Un’opera infrastrutturale faraonica che di fatto farebbe svanire l’idea del Corridoio adriatico-baltico, sostituito dalla parallela linea Koper-Lubiana. A questo punto, gli stessi corridoi Genova-Rotterdam paiono a rischio (Genova al massimo potrà puntare ad un pezzo della pianura padana servita dal Nord Europa).

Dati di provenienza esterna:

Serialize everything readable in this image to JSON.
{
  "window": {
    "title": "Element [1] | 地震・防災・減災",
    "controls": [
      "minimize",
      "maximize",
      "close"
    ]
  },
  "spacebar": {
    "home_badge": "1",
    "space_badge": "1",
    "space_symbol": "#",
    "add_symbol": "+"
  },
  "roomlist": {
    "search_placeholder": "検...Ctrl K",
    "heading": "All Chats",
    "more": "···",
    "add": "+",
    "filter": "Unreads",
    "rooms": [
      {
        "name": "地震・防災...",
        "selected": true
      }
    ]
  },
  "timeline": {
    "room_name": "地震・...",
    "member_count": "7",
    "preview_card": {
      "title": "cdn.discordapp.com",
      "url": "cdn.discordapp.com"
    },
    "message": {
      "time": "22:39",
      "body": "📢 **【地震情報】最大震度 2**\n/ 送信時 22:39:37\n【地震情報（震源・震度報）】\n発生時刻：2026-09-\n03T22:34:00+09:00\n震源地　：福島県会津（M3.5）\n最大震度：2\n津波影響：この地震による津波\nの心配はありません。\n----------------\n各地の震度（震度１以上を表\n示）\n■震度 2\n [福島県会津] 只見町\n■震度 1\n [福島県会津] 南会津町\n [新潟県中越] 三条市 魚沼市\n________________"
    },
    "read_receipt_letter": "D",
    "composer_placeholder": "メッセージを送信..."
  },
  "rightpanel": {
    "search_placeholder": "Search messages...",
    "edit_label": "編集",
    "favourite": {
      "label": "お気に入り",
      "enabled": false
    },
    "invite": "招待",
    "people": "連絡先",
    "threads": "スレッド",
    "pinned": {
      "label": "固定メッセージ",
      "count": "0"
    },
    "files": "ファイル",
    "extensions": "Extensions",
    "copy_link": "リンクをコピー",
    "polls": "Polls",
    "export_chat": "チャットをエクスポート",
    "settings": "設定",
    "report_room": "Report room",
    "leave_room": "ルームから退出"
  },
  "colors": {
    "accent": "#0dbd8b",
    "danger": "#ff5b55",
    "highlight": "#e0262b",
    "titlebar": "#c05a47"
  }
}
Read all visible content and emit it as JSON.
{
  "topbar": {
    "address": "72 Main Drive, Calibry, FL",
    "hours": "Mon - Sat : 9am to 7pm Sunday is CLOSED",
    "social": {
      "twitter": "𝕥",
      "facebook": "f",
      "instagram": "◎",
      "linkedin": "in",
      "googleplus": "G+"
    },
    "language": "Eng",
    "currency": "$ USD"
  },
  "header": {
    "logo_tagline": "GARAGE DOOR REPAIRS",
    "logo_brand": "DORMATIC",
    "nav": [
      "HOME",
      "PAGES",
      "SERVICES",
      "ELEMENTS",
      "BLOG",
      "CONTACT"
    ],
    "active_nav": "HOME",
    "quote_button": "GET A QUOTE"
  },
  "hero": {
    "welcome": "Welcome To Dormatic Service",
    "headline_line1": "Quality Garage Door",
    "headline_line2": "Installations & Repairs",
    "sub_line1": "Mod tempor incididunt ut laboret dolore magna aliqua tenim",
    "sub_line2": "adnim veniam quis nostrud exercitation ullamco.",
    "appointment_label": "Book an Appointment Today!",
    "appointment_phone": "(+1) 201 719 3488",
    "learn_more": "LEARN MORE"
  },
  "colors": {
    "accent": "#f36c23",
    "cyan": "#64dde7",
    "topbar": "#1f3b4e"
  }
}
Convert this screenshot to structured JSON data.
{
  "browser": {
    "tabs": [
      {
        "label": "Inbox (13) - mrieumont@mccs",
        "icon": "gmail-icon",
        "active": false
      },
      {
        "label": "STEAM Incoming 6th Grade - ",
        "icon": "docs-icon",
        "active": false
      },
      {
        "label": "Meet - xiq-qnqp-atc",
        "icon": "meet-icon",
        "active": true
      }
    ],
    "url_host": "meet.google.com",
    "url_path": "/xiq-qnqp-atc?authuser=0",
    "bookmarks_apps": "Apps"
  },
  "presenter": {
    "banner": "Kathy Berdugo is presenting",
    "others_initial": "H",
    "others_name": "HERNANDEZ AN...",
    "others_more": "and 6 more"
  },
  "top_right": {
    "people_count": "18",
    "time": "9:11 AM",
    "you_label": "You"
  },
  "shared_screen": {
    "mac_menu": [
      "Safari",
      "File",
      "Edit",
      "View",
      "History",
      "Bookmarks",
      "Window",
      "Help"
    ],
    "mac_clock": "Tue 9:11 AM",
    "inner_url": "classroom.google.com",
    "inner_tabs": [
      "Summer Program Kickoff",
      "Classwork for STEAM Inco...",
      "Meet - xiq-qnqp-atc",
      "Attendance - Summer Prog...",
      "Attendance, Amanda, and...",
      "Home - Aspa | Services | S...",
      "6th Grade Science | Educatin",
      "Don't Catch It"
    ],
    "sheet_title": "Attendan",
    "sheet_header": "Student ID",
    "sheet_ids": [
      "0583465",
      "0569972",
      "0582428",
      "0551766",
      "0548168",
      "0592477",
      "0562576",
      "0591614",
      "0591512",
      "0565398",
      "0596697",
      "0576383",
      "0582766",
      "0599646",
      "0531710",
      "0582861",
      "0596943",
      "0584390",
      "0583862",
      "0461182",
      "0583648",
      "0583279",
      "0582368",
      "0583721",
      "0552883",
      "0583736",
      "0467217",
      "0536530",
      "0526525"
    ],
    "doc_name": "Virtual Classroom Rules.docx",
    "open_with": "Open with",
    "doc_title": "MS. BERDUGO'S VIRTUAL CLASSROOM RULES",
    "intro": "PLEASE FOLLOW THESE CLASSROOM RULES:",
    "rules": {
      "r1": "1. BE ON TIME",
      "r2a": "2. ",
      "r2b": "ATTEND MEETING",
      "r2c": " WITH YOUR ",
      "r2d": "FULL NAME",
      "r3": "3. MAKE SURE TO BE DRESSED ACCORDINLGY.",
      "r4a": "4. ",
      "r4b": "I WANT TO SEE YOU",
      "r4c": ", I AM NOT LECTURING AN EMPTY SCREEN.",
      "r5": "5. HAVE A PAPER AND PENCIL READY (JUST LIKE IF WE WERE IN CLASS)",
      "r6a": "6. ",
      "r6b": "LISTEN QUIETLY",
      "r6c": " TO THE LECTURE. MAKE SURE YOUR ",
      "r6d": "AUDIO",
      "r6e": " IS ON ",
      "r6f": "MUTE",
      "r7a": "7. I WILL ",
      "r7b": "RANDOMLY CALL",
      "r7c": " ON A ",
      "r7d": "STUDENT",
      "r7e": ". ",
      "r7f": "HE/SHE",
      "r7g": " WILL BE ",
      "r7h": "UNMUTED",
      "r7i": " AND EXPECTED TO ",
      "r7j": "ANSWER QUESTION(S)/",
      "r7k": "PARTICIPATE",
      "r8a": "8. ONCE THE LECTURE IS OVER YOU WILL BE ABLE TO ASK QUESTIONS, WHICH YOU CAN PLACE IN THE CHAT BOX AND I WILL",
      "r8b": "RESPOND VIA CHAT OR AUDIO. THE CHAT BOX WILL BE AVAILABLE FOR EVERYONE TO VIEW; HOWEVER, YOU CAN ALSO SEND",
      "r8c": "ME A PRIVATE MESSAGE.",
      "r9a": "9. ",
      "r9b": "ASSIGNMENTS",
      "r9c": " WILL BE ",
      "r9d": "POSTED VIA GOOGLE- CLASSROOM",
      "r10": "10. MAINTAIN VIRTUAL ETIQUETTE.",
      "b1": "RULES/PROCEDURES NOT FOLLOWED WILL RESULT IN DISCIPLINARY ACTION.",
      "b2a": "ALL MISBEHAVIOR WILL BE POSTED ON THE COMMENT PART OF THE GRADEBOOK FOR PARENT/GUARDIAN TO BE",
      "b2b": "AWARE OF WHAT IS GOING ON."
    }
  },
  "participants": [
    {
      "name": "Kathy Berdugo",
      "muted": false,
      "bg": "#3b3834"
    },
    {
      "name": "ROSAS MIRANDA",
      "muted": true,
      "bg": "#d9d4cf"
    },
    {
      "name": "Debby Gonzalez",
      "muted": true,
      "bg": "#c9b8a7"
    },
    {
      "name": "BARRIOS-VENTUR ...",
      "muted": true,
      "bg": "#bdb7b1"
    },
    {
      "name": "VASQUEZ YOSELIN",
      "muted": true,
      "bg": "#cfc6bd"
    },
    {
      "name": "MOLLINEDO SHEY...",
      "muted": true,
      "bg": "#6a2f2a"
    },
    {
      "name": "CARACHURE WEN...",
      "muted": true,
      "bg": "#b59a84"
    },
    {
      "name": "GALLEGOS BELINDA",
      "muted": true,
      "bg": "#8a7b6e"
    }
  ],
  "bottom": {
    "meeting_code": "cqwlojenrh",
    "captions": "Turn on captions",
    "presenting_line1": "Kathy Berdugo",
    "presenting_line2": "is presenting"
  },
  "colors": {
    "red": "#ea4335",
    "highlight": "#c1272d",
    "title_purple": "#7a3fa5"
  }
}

Se tale progetto (come sembra) venisse realizzato, molti dubbi potrebbero sorgere - in un periodo di “vacche magre” come questo - nei confronti di importanti investimenti su Genova (porto e Terzo Valico) e su Venezia (porto off shore). Soprattutto poi se DB Schenker collaborasse sulla Slovenia con il cartello “P3” Network: cioè, l’alleanza monstre tra le tre più grandi compagnie marittime al mondo per il trasporto di container (Maersk Lines, Cma Cgm e Msc) che, a partire dal secondo trimestre del 2014, aprirà una nuova Era nel mondo dello shipping. Che, come più attenti osservatori paventano da mesi, escluderebbe dalle linee principali di traffico molti porti del Sud Europa. Incluso Trieste, naturalmente.